Tell me a little more about these guys. Is it that you changed the data template or has the collector just broken not been able to collect some data.

1) What templates? 2) What data input method?

eschoeller commented 5 years ago

It hits a wide variety of templates. Some SNMP gets, some scripts. I have all of our Linux servers still disabled since the boost issue was causing issues. Seems like a lot from the RFC1213 template (that's a tricky one since some data sources have 25 columns) But most recently the issue has been present in some of the Server Technology scripts, APC InRow units, Power Logic ION 7650 meter, and whatever creates an RRD like "a_active_XXX.rrd". I can get more specifics.

cigamit commented 5 years ago

You need to do better. Come up with a case, upload the template that was involved. I just want to ensure that there is not a second problem.

cigamit commented 5 years ago

Also, for the data sources involved, can you please perform a Data Debug of them and see if they come back clean?

eschoeller commented 5 years ago

Haven't forgotten about this. Here is a list of all the data source file names that have had this issue over the past several days:

active
apache_busy_workers
average_latency
bankcurrent1
branchcurrent1
branchcurrentutil1
cktcurrent1
cktpower1
cktpowerfactor1
cktva1
colorado_degreesf
elec_dist_eff
elec_dist_loss
errors_in
facility_pue
facility_pue_pdu
facility_pue_ups
facility_watts
groupcooldemand
hdd_free
infeedapparent3
infeedcrest3
infeedfactor3
infeedload3
infeedphasecurrent3
infeedphasevoltage3
infeedpower3
infeedvoltage3
iostat_rrqms
iostat_svctm
iostat_wkbs
ipreasmtimeout
linecurrent1
linecurrentutil1
mechanical_pue_pdu
mechanical_watts
moduleenergy1
modulepeakpower1
modulepf1
modulepower1
pcapacity
phaseactivepower1
phaseapparentpower1
phasecrestfactor1
phasecurrent1
phaseenergy1
phasepeakcurrent1
phasepower1
phasepowerfactor1
phasevoltage1
phasevoltagedev1
powerbb
snmpinnosuchnames
snmpinpkts
tcpretranssegs
temperature
total_inrow_watts
total_it_watts
total_it_watts_pdu
total_it_watts_ups
traffic_in
udpnoports
unitcooldemand
unitfanrun3
unitleavefluid
unitrackinlet3
unitthreshreturn
ups1_efficiency
upsc_eff

You'll recognize some of them. Lots of them are from templates I have written. Next step is to manually cross reference those names to which data source templates they belong to.
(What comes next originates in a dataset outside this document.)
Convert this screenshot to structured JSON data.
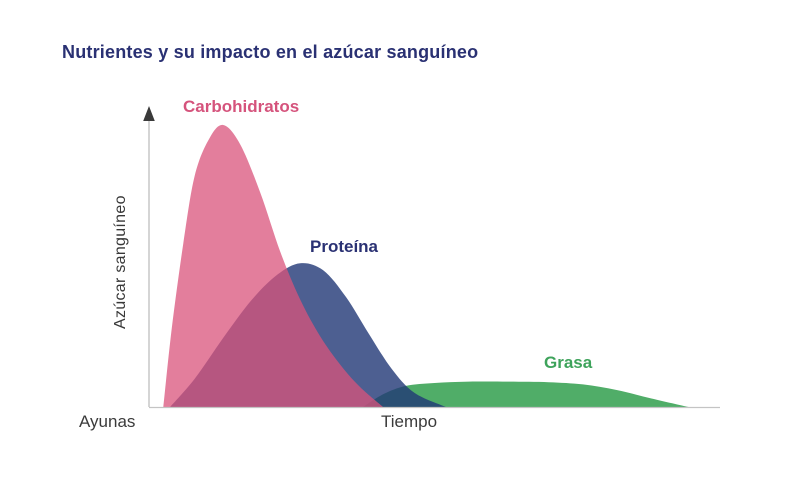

cigamit commented 4 years ago

Man, I forgot what the remaining cases were I've been away for so long. Will look for your emails.

eschoeller commented 4 years ago

Yeah, me too.

TheWitness commented 1 year ago

I think this one should be resolved now. Let me bump it up in priority. @eschoeller if you are still out there, if you have a test system, upgrade to the latest 1.2.x branch and see if you can reproduce. The poller is now smart enough to work around updates that might be happening at the same time as the poller is running (as of today).

eschoeller commented 1 year ago

Oh, that's interesting. So you think this could have been a race condition of some sort, then? Yes, I am still out here. I don't spend as much time with Cacti as I used to, but we still run it and rely on it very heavily in some parts of our organization. I'll eventually be upgrading. I have a few other open items that are still spewing out errors, but for now the majority of all graphs are working so things are ok:)

TheWitness commented 1 year ago

@eschoeller, we are releasing in December. So, it's pretty safe to take a plunge now. There will more changes, but not too drastic at this point.